Running Guide Week 2
- Your beginner’s running plan
- Plus helping you run better
So hopefully you have had a chance to try last week’s running plan – fear not if you haven’t (it’s saved on the website).
Depending on how you found your first run will depend on how to take this week. If you struggle from the start, then consistency will be the key – the more you practice the better it will become.
It is important to vary your types of running to assist with this but we will cover that later.
Most importantly, I hope you enjoyed your run (and moreso as it gets easier).
This week’s plan is about improving endurance and still finding your bearings. I appreciate that this is new and slowly is definitely better to start.
Warmup: easy 5–10 minutes. You can walk if necessary or build up from an power walk into a run!
This run is all about escalating intensity so working at your own pace is vital.
It is based around a triangular stricter of running / resting.
Run one is 25 meters (just set the pace and get the breathing). This is followed by 25 metres of recovery jog.
Run two is 75–100 metres depending on how number one felt. This is followed by the same distance of a jog (or walk).
Run three is 50 metres at a lighter pace followed by 50 metre recovery.
If it helps, you can use lampposts to gauge the distance too.
^ those three complete ONE circuit of the plan.
The aim is to increase the speed with the sprints and keep the recovery jog at a consistent pace.

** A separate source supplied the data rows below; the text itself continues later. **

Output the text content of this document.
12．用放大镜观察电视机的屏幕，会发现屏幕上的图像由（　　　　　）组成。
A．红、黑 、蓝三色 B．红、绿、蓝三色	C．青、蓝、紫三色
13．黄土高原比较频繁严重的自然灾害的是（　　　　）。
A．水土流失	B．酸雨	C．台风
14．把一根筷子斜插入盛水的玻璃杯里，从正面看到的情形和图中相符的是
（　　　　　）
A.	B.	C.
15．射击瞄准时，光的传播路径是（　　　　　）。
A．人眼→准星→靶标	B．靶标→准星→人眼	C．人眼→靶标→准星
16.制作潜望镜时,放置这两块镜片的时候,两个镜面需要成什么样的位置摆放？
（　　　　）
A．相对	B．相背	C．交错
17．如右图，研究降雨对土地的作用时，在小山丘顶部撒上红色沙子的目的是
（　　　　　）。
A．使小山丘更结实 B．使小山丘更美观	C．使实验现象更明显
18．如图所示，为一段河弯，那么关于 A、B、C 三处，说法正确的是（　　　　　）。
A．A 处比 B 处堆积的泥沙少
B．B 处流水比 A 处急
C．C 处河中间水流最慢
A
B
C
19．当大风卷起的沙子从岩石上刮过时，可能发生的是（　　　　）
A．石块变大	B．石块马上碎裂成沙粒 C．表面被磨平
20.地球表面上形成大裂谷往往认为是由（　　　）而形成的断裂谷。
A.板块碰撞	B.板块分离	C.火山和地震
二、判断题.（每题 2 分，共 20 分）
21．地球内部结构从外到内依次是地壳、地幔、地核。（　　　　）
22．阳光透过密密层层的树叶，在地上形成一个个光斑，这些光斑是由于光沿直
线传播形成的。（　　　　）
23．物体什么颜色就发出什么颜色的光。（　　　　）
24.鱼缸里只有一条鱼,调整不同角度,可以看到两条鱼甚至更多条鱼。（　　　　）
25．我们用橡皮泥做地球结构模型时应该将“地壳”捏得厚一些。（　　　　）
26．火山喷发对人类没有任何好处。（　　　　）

Regression: complete the circuit 3–4 times and walk as much as necessary between sprints.
Progression: complete the circuit 5–8 times depending on how you feel. The middle run should be at full intensity so the others become more challenging.
After you have finished your chosen circuit, I would recommend a 5–10 minute steady pace run (or brisk walk) followed by some basic stretches (as outlined in the free RYPT YouTube video)…
General Tip #2 technique
Running with “light feet” has improved my performance. By that, I mean landing with more weight towards the front of the foot than the heel!
The opposite would be a stomping movement whereby your feet waste energy with heavy transfers of weight everytime.